In all these respects, the reflective statement, as an assessment type, perhaps within a portfolio, can be more individual, more creative, and more idiosyncratic than more traditional assessment methods such as the formal academic essay (Tomlinson, 2022). It can also accommodate generative AI while providing scope for critical engagement and analytical rigour in reporting the use of such technologies.

References

Daft, R. L., & Weick, K. E. (1984). Toward a model of organizations as interpretation systems. Academy of Management Review, 9(2), 284–295.

Glover, D., Law, S. & Youngman, A. (2002) Graduateness and Employability: student perceptions of the personal outcomes of university education. Research in Post-Compulsory Education, 7(3) 293-306. DOI: 10.1080/13596740200200132

Preuss, L., Fletcher, I., & Luiz, J.M. (2023). Using sensemaking as a lens to assess student learning on corporate social responsibility and sustainability. Higher Education Quarterly. https://doi.org/10.1111/hequ.12429

Tomlinson, R.C. (2022). ‘Contract Cheating: the place of the essay in the age of the essay mill’. 27 September.
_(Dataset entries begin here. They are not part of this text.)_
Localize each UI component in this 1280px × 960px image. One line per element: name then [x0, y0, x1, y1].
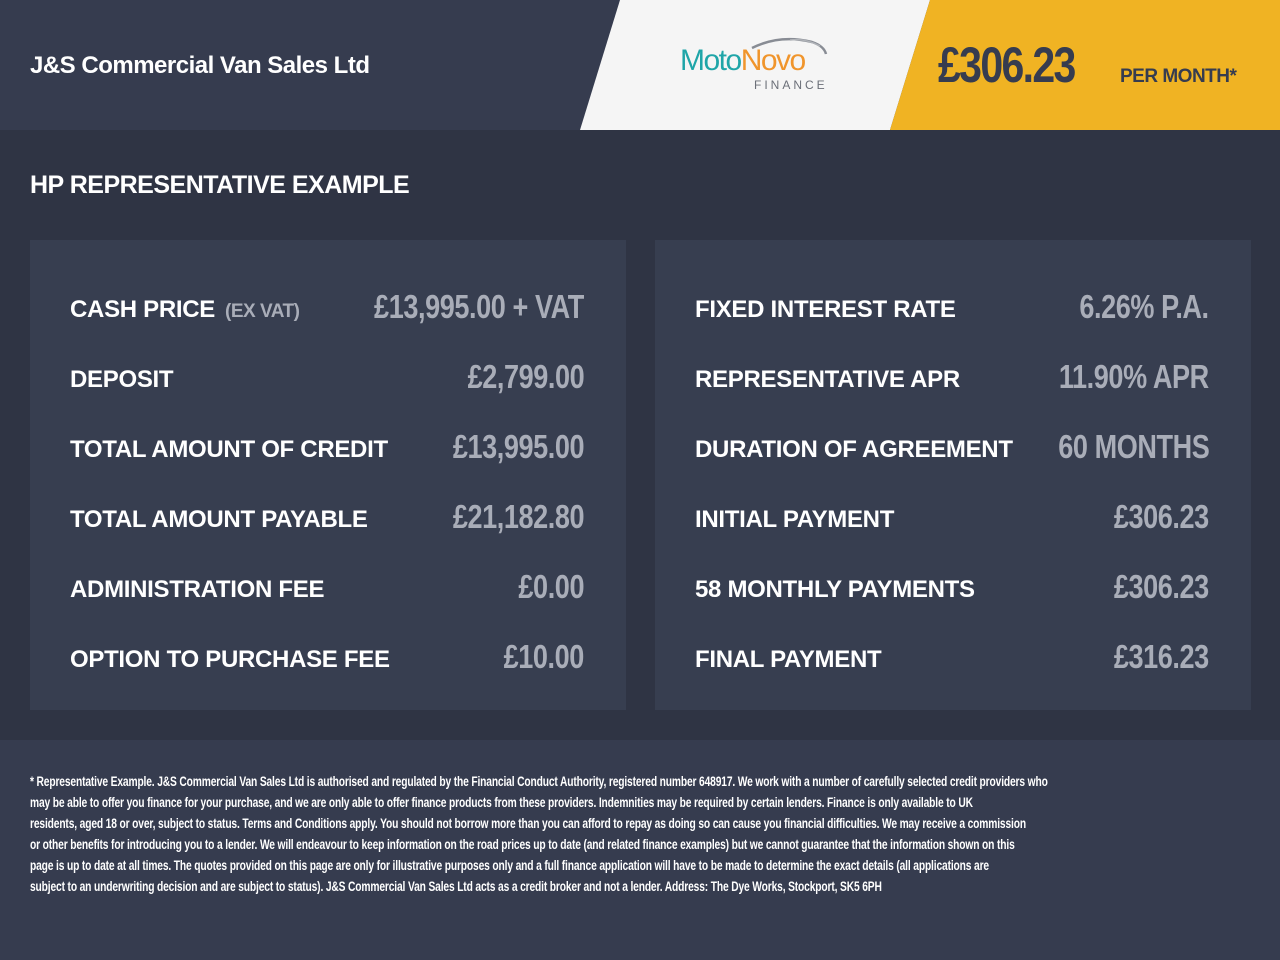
row-value: £2,799.00 — [467, 358, 584, 395]
row-label-text: CASH PRICE — [70, 296, 216, 323]
finance-row: ADMINISTRATION FEE £0.00 — [70, 568, 584, 608]
row-label: OPTION TO PURCHASE FEE — [70, 646, 390, 674]
row-label: REPRESENTATIVE APR — [695, 366, 960, 394]
row-value: 11.90% APR — [1059, 358, 1209, 395]
row-label-text: DURATION OF AGREEMENT — [695, 436, 1013, 463]
row-value: £13,995.00 — [452, 428, 585, 465]
disclaimer-line: * Representative Example. J&S Commercial… — [30, 774, 1048, 789]
finance-row: REPRESENTATIVE APR 11.90% APR — [695, 358, 1209, 398]
logo-panel — [580, 0, 930, 130]
row-label: ADMINISTRATION FEE — [70, 576, 324, 604]
row-label-text: OPTION TO PURCHASE FEE — [70, 646, 390, 673]
finance-row: FINAL PAYMENT £316.23 — [695, 638, 1209, 678]
row-value: £306.23 — [1114, 568, 1209, 605]
car-swoosh-icon — [751, 37, 828, 55]
row-value: £316.23 — [1114, 638, 1209, 675]
finance-row: DEPOSIT £2,799.00 — [70, 358, 584, 398]
disclaimer-line: or other benefits for introducing you to… — [30, 837, 1015, 852]
finance-row: TOTAL AMOUNT OF CREDIT £13,995.00 — [70, 428, 584, 468]
disclaimer-line: subject to an underwriting decision and … — [30, 879, 882, 894]
row-label: TOTAL AMOUNT PAYABLE — [70, 506, 368, 534]
section-title: HP REPRESENTATIVE EXAMPLE — [30, 171, 410, 199]
row-value: £21,182.80 — [452, 498, 585, 535]
row-label-text: ADMINISTRATION FEE — [70, 576, 325, 603]
row-label-text: 58 MONTHLY PAYMENTS — [695, 576, 975, 603]
row-note: (EX VAT) — [225, 301, 300, 322]
row-label: TOTAL AMOUNT OF CREDIT — [70, 436, 388, 464]
row-label: DURATION OF AGREEMENT — [695, 436, 1013, 464]
row-label-text: REPRESENTATIVE APR — [695, 366, 960, 393]
dealer-name: J&S Commercial Van Sales Ltd — [30, 52, 370, 79]
row-label-text: DEPOSIT — [70, 366, 174, 393]
row-value: £0.00 — [518, 568, 584, 605]
row-label-text: FINAL PAYMENT — [695, 646, 882, 673]
finance-panel-right: FIXED INTEREST RATE 6.26% P.A. REPRESENTAT… — [655, 240, 1251, 710]
row-value: £10.00 — [503, 638, 585, 675]
row-label: 58 MONTHLY PAYMENTS — [695, 576, 975, 604]
finance-row: FIXED INTEREST RATE 6.26% P.A. — [695, 288, 1209, 328]
per-month-label: PER MONTH* — [1120, 66, 1237, 87]
row-label-text: FIXED INTEREST RATE — [695, 296, 956, 323]
row-label-text: TOTAL AMOUNT PAYABLE — [70, 506, 368, 533]
finance-panel-left: CASH PRICE (EX VAT) £13,995.00 + VAT DEPOSI… — [30, 240, 626, 710]
row-value: 6.26% P.A. — [1079, 288, 1210, 325]
row-label: FIXED INTEREST RATE — [695, 296, 956, 324]
row-label-text: INITIAL PAYMENT — [695, 506, 895, 533]
disclaimer-footer: * Representative Example. J&S Commercial… — [0, 740, 1280, 960]
finance-row: TOTAL AMOUNT PAYABLE £21,182.80 — [70, 498, 584, 538]
finance-row: INITIAL PAYMENT £306.23 — [695, 498, 1209, 538]
row-value: 60 MONTHS — [1057, 428, 1210, 465]
finance-row: DURATION OF AGREEMENT 60 MONTHS — [695, 428, 1209, 468]
row-label: INITIAL PAYMENT — [695, 506, 894, 534]
finance-row: 58 MONTHLY PAYMENTS £306.23 — [695, 568, 1209, 608]
disclaimer-line: residents, aged 18 or over, subject to s… — [30, 816, 1026, 831]
row-label: CASH PRICE (EX VAT) — [70, 296, 300, 324]
finance-row: CASH PRICE (EX VAT) £13,995.00 + VAT — [70, 288, 584, 328]
row-value: £13,995.00 + VAT — [374, 288, 584, 325]
monthly-price: £306.23 — [938, 37, 1076, 93]
row-label: DEPOSIT — [70, 366, 174, 394]
row-label-text: TOTAL AMOUNT OF CREDIT — [70, 436, 388, 463]
row-value: £306.23 — [1114, 498, 1209, 535]
motonovo-logo: MotoNovo FINANCE — [680, 36, 840, 96]
row-label: FINAL PAYMENT — [695, 646, 882, 674]
price-panel — [890, 0, 1280, 130]
disclaimer-line: may be able to offer you finance for you… — [30, 795, 973, 810]
finance-row: OPTION TO PURCHASE FEE £10.00 — [70, 638, 584, 678]
disclaimer-line: page is up to date at all times. The quo… — [30, 858, 989, 873]
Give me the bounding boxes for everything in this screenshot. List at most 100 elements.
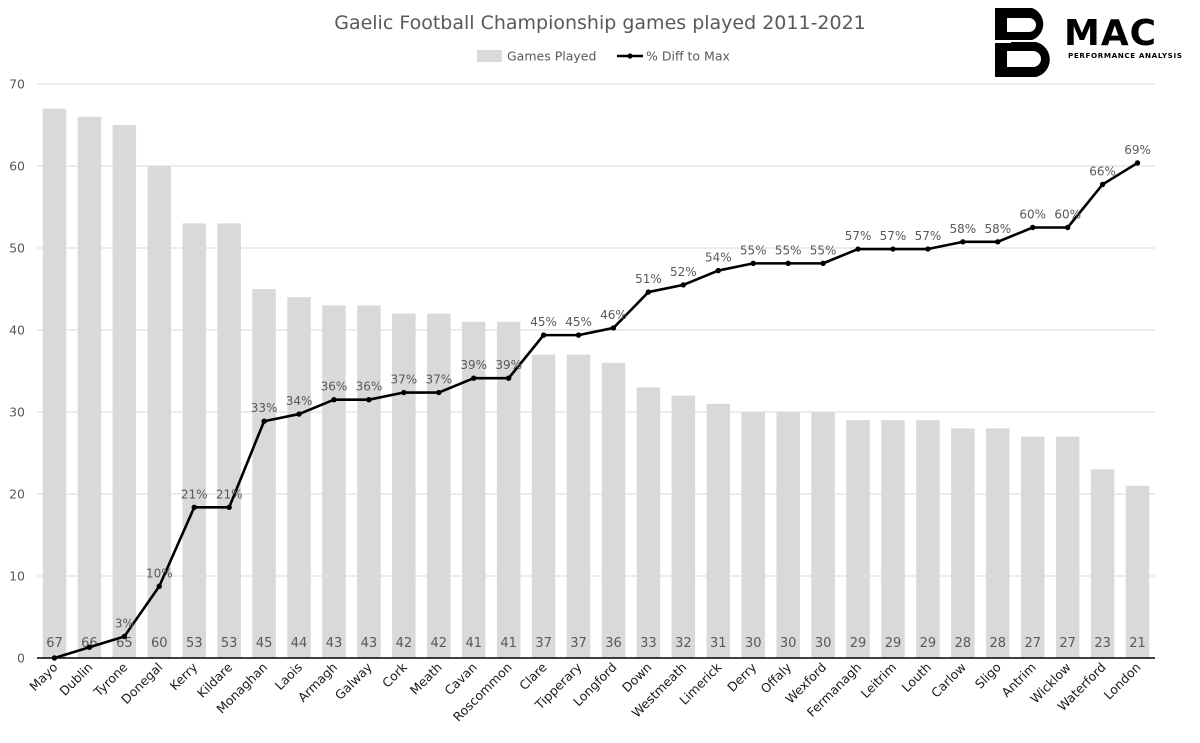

Council for the Defence of British Universities. https://cdbu.org.uk/contracting-cheating-the-place-of-the-essay-in-the-age-of-the-essay-mill/

Dr Simon Sweeney is a Reader in International Political Economy in the School for Business and Society at the University of York. He has a longstanding interest in assessment, student engagement, and the internationalisation of higher education. He served as a UK Bologna Expert between 2006-2013 and is a Senior Fellow of Advance HE. He is the author of European Union in the Global Context (Routledge, 2024).